O presidente do Sindicato do Comércio Varejista de Derivados de Petróleo do Estado de São Paulo (Sincopetro), José Alberto Paiva Gouvêa, disse hoje que não há como garantir que os postos revendedores irão adotar os reajustes dos preços dos combustíveis estimados pela Petrobras para as bombas. "A Petrobras está errada ao prever reajustes para os preços na revenda, pois o mercado é livre", disse.

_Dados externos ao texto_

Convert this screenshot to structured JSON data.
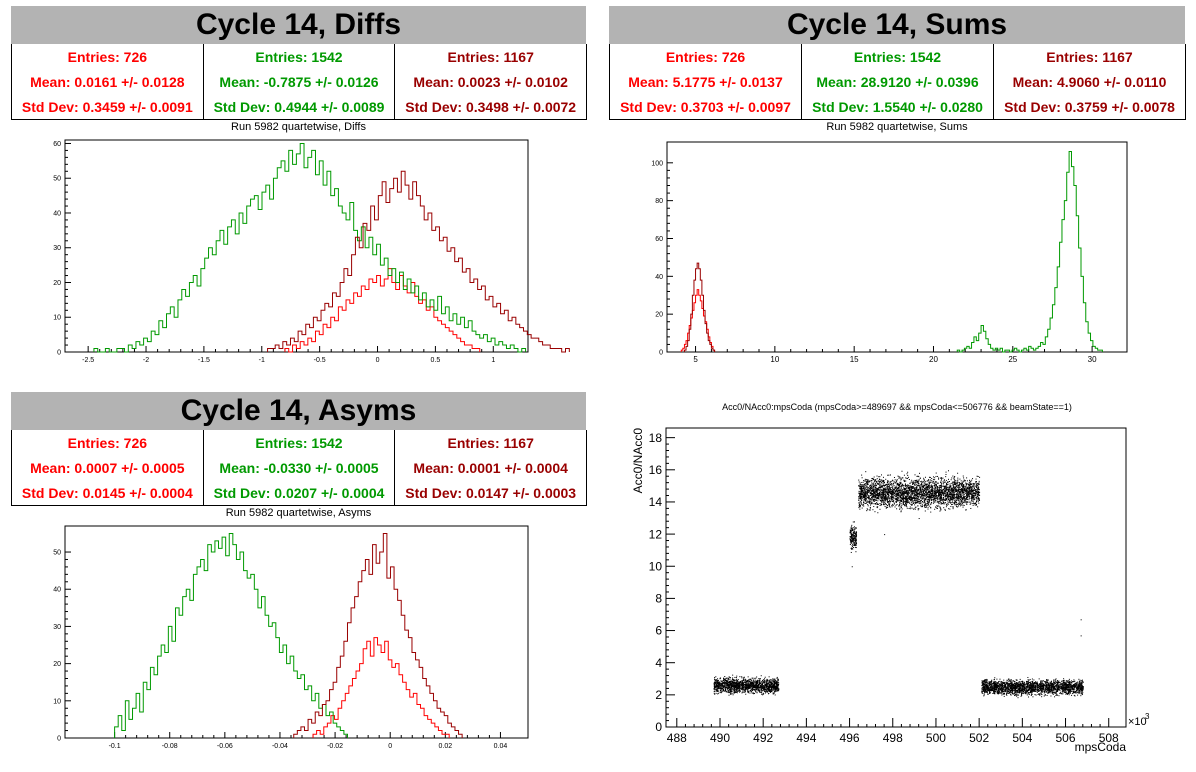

Segundo ele, "cabe a cada parte da cadeia de comercialização definir o seu próprio preço e responder por esse aumento ao consumidor".A Petrobras definiu reajustes de 4,8% para os preços do óleo diesel e de 2,4% para a gasolina na refinaria. A estatal estima que o aumento dos preços nas bombas dos postos deverá ser menor, de 3,8% para o diesel e de 1,6% para a gasolina. Segundo o sindicalista, "é preciso esperar para ver qual será o reajuste adotado pelas distribuidoras", para que os postos definam os percentuais de aumento. "A própria Petrobras repassa mais do que diz", disse Gouvêa, referindo-se à BR Distribuidora.O presidente do Sincopetro disse também que na semana passada as distribuidoras elevaram em R$ 0,03 o litro o preço da gasolina. "Esse aumento ainda não foi repassado para as bombas", afirmou. Citando dados da Agência Nacional do Petróleo (ANP), ele disse que a gasolina está custando nos postos R$ 1,99 o litro em média, enquanto o diesel custa, em média, R$ 1,42 o litro.